SirScoots has been attacked for his involvement in this union. Reginald assumed that SirScoots was getting paid by ESL. Cloud9’s Jack said that SirScoots doesn’t have the whole story and that he is biased towards the teams. So, who really is SirScoots? SirScoots has made a fortune and is financially secure, meaning that he is not likely to be swayed by money. SirScoots made his money by planning events for Coca Cola and American Express. He owned GotFrag, legendary Counter-Strike website, and was a part of Evil Geniuses. SirScoots was also the first person to speak out on skins gambling and call for the regulation of it, even though it was very unpopular to say such things.

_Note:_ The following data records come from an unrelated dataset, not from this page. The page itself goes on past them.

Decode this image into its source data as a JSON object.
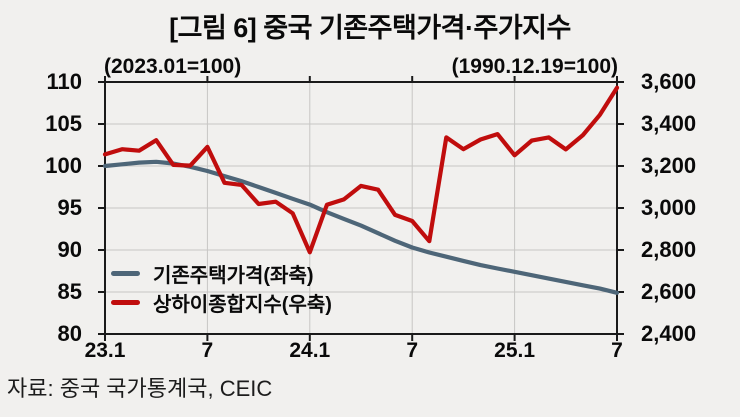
{
  "title": "[그림 6] 중국  기존주택가격·주가지수",
  "source": "자료: 중국  국가통계국, CEIC",
  "colors": {
    "background": "#f1f0ee",
    "grid": "#c7c6c4",
    "spine": "#1a1a1a",
    "home_price_line": "#4e6678",
    "stock_line": "#c00d0d",
    "text": "#0a0a0a"
  },
  "chart_data": {
    "type": "line",
    "x": {
      "months": [
        "23.01",
        "23.02",
        "23.03",
        "23.04",
        "23.05",
        "23.06",
        "23.07",
        "23.08",
        "23.09",
        "23.10",
        "23.11",
        "23.12",
        "24.01",
        "24.02",
        "24.03",
        "24.04",
        "24.05",
        "24.06",
        "24.07",
        "24.08",
        "24.09",
        "24.10",
        "24.11",
        "24.12",
        "25.01",
        "25.02",
        "25.03",
        "25.04",
        "25.05",
        "25.06",
        "25.07"
      ],
      "tick_labels": [
        "23.1",
        "7",
        "24.1",
        "7",
        "25.1",
        "7"
      ],
      "tick_month_index": [
        0,
        6,
        12,
        18,
        24,
        30
      ]
    },
    "y_left": {
      "caption": "(2023.01=100)",
      "ticks": [
        "110",
        "105",
        "100",
        "95",
        "90",
        "85",
        "80"
      ],
      "lim": [
        80,
        110
      ],
      "grid": "on"
    },
    "y_right": {
      "caption": "(1990.12.19=100)",
      "ticks": [
        "3,600",
        "3,400",
        "3,200",
        "3,000",
        "2,800",
        "2,600",
        "2,400"
      ],
      "lim": [
        2400,
        3600
      ]
    },
    "series": [
      {
        "name": "기존주택가격(좌축)",
        "axis": "left",
        "color": "#4e6678",
        "values": [
          100.0,
          100.2,
          100.4,
          100.5,
          100.3,
          99.9,
          99.4,
          98.8,
          98.2,
          97.5,
          96.8,
          96.1,
          95.4,
          94.5,
          93.7,
          92.9,
          92.0,
          91.1,
          90.3,
          89.7,
          89.2,
          88.7,
          88.2,
          87.8,
          87.4,
          87.0,
          86.6,
          86.2,
          85.8,
          85.4,
          84.9
        ]
      },
      {
        "name": "상하이종합지수(우축)",
        "axis": "right",
        "color": "#c00d0d",
        "values": [
          3255,
          3280,
          3273,
          3323,
          3205,
          3202,
          3291,
          3120,
          3110,
          3019,
          3030,
          2975,
          2789,
          3015,
          3041,
          3105,
          3087,
          2967,
          2938,
          2842,
          3336,
          3280,
          3326,
          3352,
          3251,
          3321,
          3336,
          3279,
          3347,
          3444,
          3573
        ]
      }
    ],
    "legend_position": "inside-lower-left"
  }
}
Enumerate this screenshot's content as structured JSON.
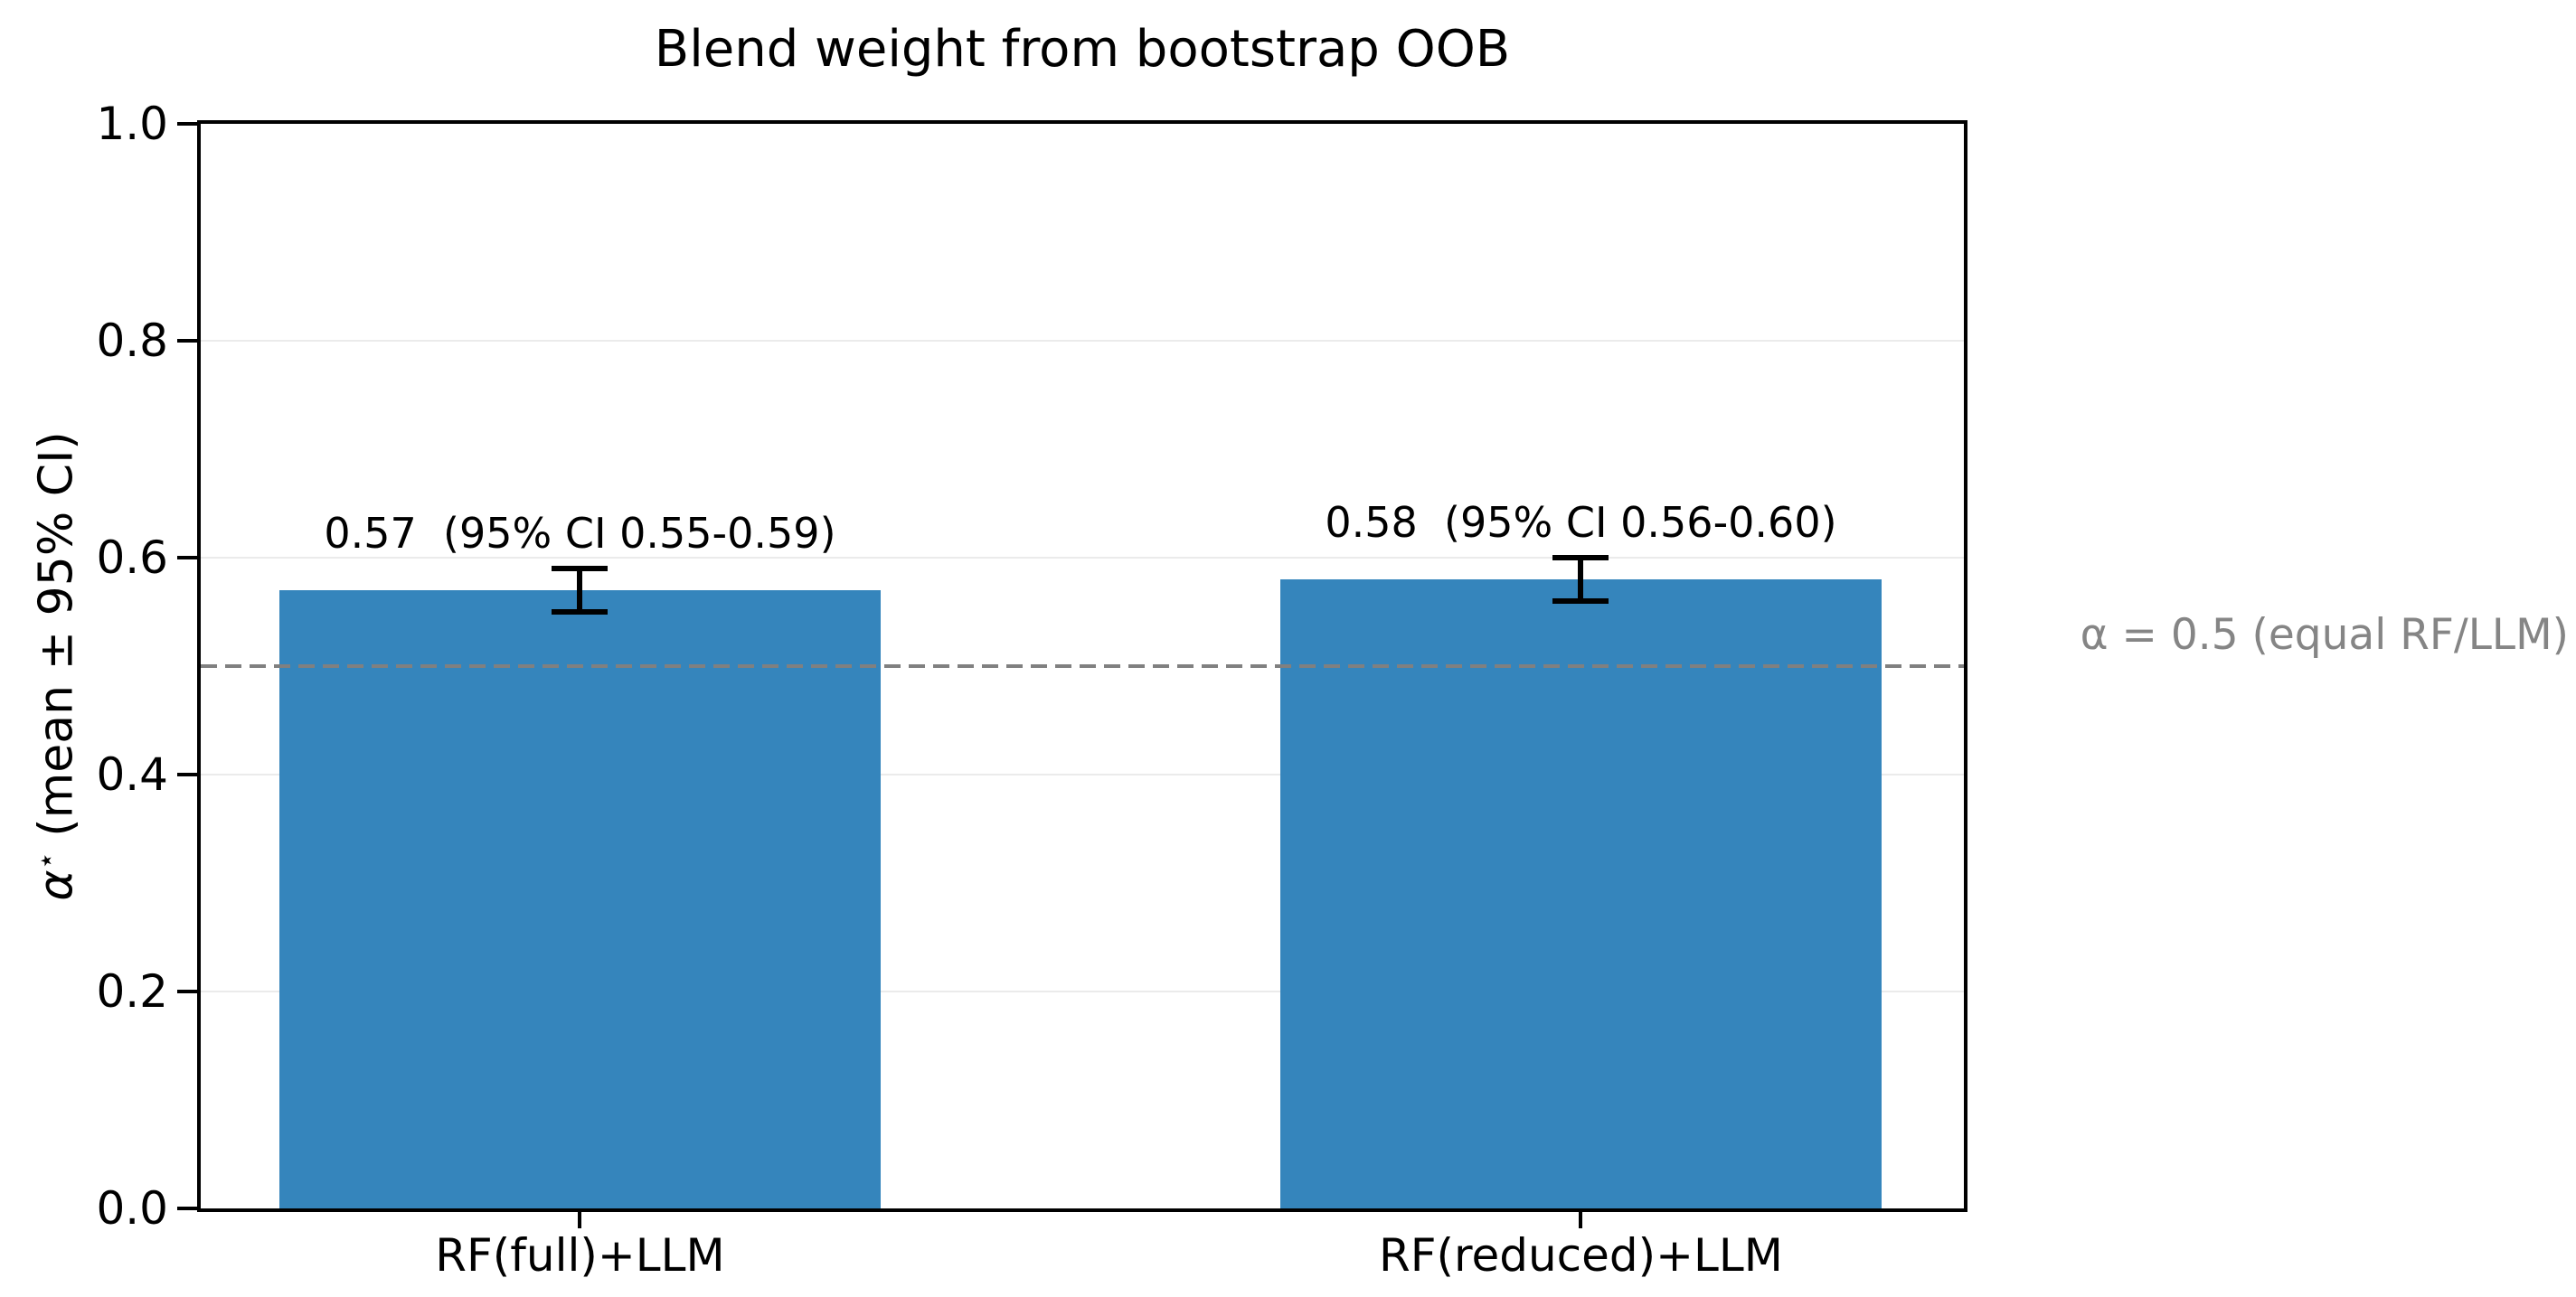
{
  "chart_data": {
    "type": "bar",
    "title": "Blend weight from bootstrap OOB",
    "ylabel": {
      "alpha": "α",
      "star": "⋆",
      "rest": " (mean ± 95% CI)"
    },
    "categories": [
      "RF(full)+LLM",
      "RF(reduced)+LLM"
    ],
    "values": [
      0.57,
      0.58
    ],
    "ci_low": [
      0.55,
      0.56
    ],
    "ci_high": [
      0.59,
      0.6
    ],
    "bar_annotations": [
      "0.57  (95% CI 0.55-0.59)",
      "0.58  (95% CI 0.56-0.60)"
    ],
    "yticks": [
      0.0,
      0.2,
      0.4,
      0.6,
      0.8,
      1.0
    ],
    "ytick_labels": [
      "0.0",
      "0.2",
      "0.4",
      "0.6",
      "0.8",
      "1.0"
    ],
    "ylim": [
      0.0,
      1.0
    ],
    "grid": true,
    "legend_position": "none",
    "reference_line": {
      "value": 0.5,
      "label": "α = 0.5 (equal RF/LLM)",
      "color": "#808080",
      "style": "dashed"
    },
    "bar_color": "#3585bc",
    "error_bar_color": "#000000"
  }
}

The players have an agenda. They want the best salaries, to play in the biggest events, and to achieve all that they can. The teams have an agenda. They want to make the most money possible and to have a secure source of revenue. It wouldn’t hurt if they were featured in a mainstream news article or broadcast either. SirScoots has an agenda, and that’s to protect the truth. Everyone has an agenda, and everyone has a past. Knowing one’s motives and history creates a more accurate image of a person. I hope you can better understand the PEA situation with the information that I have provided.